The same edition of the online version of the journal also includes a study led by Massimo Squatrito, who recently joined the CNIO to direct the Seve Ballesteros Foundation Brain Tumour Group. This study, carried out in Eric C. Holland's laboratory, at the Memorial Sloan Kettering Cancer Center (MSKCC), in Nueva York, shows the relationship between MEF, a gene regulator involved glioblastomas - the most aggressive and common brain tumours -, and SOX2.
YAMANAKA'S CELLULAR REPROGRAMMING CONTINUES TO SURPRISE
The cell reprogramming process, discovered by this year's Nobel Prize winner, Shinya Yamanaka, has become a powerful tool for researchers. Via the introduction of a cocktail of four genes into cells, among them SOX2, scientists can reprogram cells and transform them into stem cells which can be used to study a variety of processes, including cancer.
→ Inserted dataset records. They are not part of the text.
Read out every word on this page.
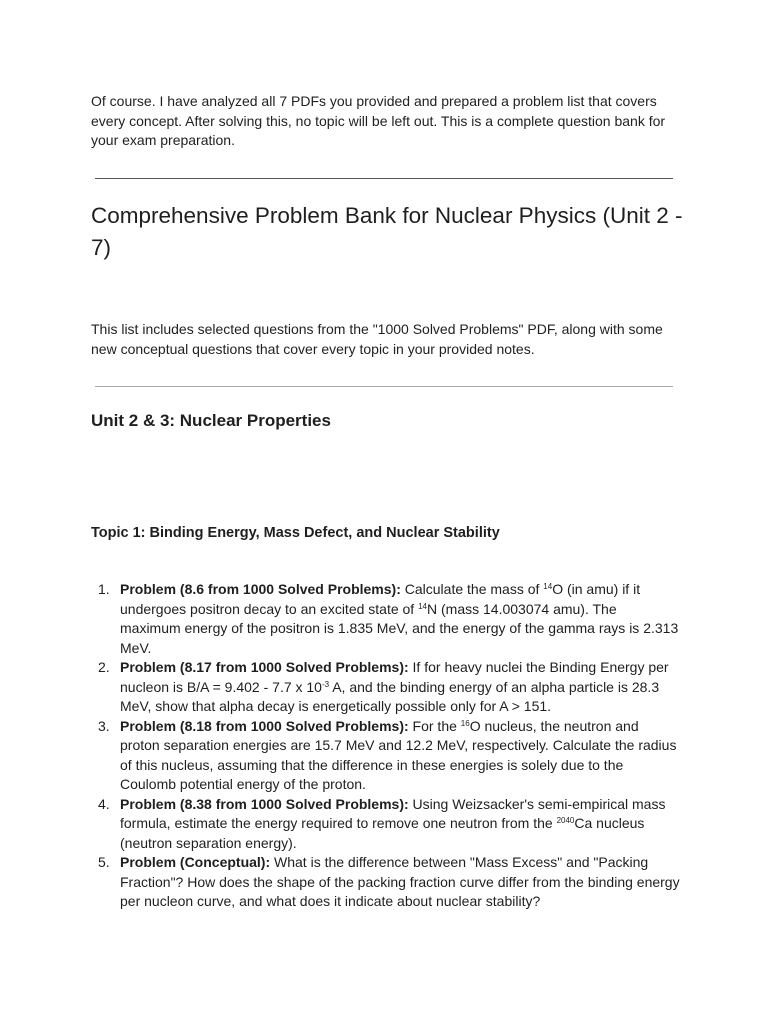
Of course. I have analyzed all 7 PDFs you provided and prepared a problem list that covers every concept. After solving this, no topic will be left out. This is a complete question bank for your exam preparation.

Comprehensive Problem Bank for Nuclear Physics (Unit 2 - 7)

This list includes selected questions from the "1000 Solved Problems" PDF, along with some new conceptual questions that cover every topic in your provided notes.

Unit 2 & 3: Nuclear Properties
Topic 1: Binding Energy, Mass Defect, and Nuclear Stability
1. Problem (8.6 from 1000 Solved Problems): Calculate the mass of $^{14}$O (in amu) if it undergoes positron decay to an excited state of $^{14}$N (mass 14.003074 amu). The maximum energy of the positron is 1.835 MeV, and the energy of the gamma rays is 2.313 MeV.
2. Problem (8.17 from 1000 Solved Problems): If for heavy nuclei the Binding Energy per nucleon is B/A = 9.402 - 7.7 x $10^{-3}$ A, and the binding energy of an alpha particle is 28.3 MeV, show that alpha decay is energetically possible only for A > 151.
3. Problem (8.18 from 1000 Solved Problems): For the $^{16}$O nucleus, the neutron and proton separation energies are 15.7 MeV and 12.2 MeV, respectively. Calculate the radius of this nucleus, assuming that the difference in these energies is solely due to the Coulomb potential energy of the proton.
4. Problem (8.38 from 1000 Solved Problems): Using Weizsacker's semi-empirical mass formula, estimate the energy required to remove one neutron from the $^{2040}$Ca nucleus (neutron separation energy).
5. Problem (Conceptual): What is the difference between "Mass Excess" and "Packing Fraction"? How does the shape of the packing fraction curve differ from the binding energy per nucleon curve, and what does it indicate about nuclear stability?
The research team led by Manuel Serrano and Manuel Collado was interested in the possible role of the tumour suppressor gene CDKN1B(p27) in reprogramming. During the course of these studies, Han Li, first author of the study, unexpectedly discovered that cells deficient in the CDKN1B(p27) gene could be reprogrammed without the need to introduce SOX2. This observation was the starting point to unravel the functional relationship between both genes.
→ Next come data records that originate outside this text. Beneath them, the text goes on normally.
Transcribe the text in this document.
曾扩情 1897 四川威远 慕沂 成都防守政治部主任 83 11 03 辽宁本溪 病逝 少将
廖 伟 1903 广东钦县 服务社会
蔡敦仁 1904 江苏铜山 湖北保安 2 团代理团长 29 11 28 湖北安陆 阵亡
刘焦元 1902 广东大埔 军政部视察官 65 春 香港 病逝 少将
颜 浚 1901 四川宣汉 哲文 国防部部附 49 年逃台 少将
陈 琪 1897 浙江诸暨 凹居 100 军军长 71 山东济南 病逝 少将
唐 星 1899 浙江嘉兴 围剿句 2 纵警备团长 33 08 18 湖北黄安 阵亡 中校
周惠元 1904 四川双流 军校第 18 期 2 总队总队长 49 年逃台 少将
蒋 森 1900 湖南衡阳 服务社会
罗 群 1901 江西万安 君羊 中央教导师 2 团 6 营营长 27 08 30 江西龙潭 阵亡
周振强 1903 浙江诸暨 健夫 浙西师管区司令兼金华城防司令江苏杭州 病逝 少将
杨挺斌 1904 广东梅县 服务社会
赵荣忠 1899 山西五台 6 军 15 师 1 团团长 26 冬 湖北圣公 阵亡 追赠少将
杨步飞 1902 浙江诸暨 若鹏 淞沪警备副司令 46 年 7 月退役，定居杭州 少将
The work led by Squatrito, in which the researcher Elena Bazzoli figures as first author, was based on earlier works that linked SOX2 with tumorigenesis. The article describes how SOX2 is regulated by MEF in cells of the nervous system. "Brain tumour cells acquire stem cell traits thanks to the participation of SOX2, and this produces an increase in tumorigenic potential" states Squatrito.
These new insights help to understand the origin of cancers linked to CDKN1B(p27) and MEF, and highlight the potential role of adult stem cells in cancer.